Updated by kraih over 1 year ago
jbaier_cz wrote:
I would generally agree, the only issue here is that I am not 100% sure that it is ok to delete missing openQA job without any manual intervention. My example case: an incident has two openQA jobs, one will pass and the other one will failed. After some period of time, the failing one get deleted (for example due to retention settings in the job group). Now the incident has only one successful job and will be auto-approved despite the bug indicated by the (now already deleted) job is still there.
I got the impression that from the reviewer perspective all jobs no longer present in openQA are not considered by them anyway. If they do matter after all then we need a whole new dashboard feature here. Perhaps flag missing jobs as such in the database and present them accordingly in the dashboard ui.
Updated by MDoucha over 1 year ago
I recommend flagging the missing jobs in dashboard. Block autoreview but allow manual approval. Dashboard could also collect some info about the missing jobs from OpenQA audit log, mainly who deleted the jobs and when. The reviewer should then double check whether deleting the jobs was appropriate and either reschedule the missing jobs or approve manually.

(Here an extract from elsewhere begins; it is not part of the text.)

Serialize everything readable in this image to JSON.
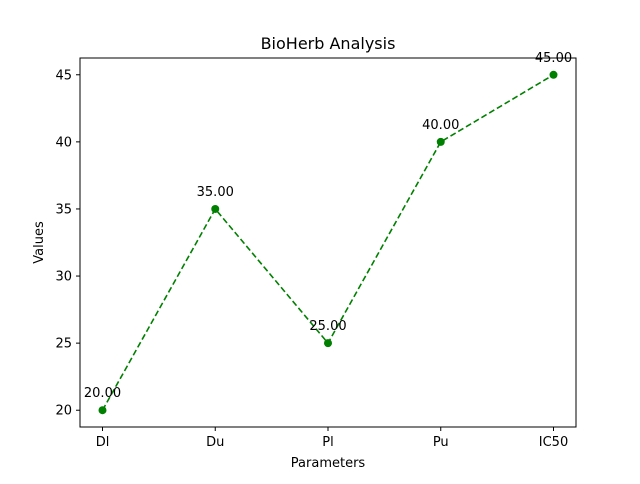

Deleting jobs should happen very rarely when we decide to drop some jobs from schedule because they're obsolete and the jobs in question become broken for a few incidents before the removal gets approved and merged.
Updated by mgrifalconi over 1 year ago
The direction we are going to with openQA review is to minimize manual actions to minimize mistakes and make the process more efficient but for this special occasion I agree to still require one, considering how rarely it happens and a risk to approve something by mistake.
@MDoucha a comment about: "The reviewer should then double check whether deleting the jobs was appropriate and either reschedule the missing jobs or approve manually."
I agree with that statement only if by "reviewer" you mean your squad internal reviewer, when finding out a RR is blocked (by looking at the dashboard and finds a red box with your squad name).
The "openqa review" should be only a safety net to make sure RR do not rot in the queue when squads fail to do their internal review on time.
Updated by osukup over 1 year ago
- we really need ability to force reschedule jobs --> some element in UI which forces remove records of already sheduled jobs for incidents or mark them in database and don't serve them to qem-bot in schedule incident run to reschedule tests
Updated by livdywan over 1 year ago
- Tracker changed from action to coordination
- Subject changed from [qem-bot] Inconsistent job counts in qem-dashboard to [epic][qem-bot] Inconsistent job counts in qem-dashboard size:M
- Description updated (diff)
- Status changed from New to Blocked
Updated by kraih over 1 year ago
okurz wrote:
Blocked by what?
In the estimation meeting I promised to make 3 followup tickets that will block this one. And i'm about to start writing them. :)
Updated by okurz over 1 year ago
- Status changed from Blocked to New
- Assignee deleted (
kraih) - Target version changed from Ready to future
Two subtasks resolved, third is in future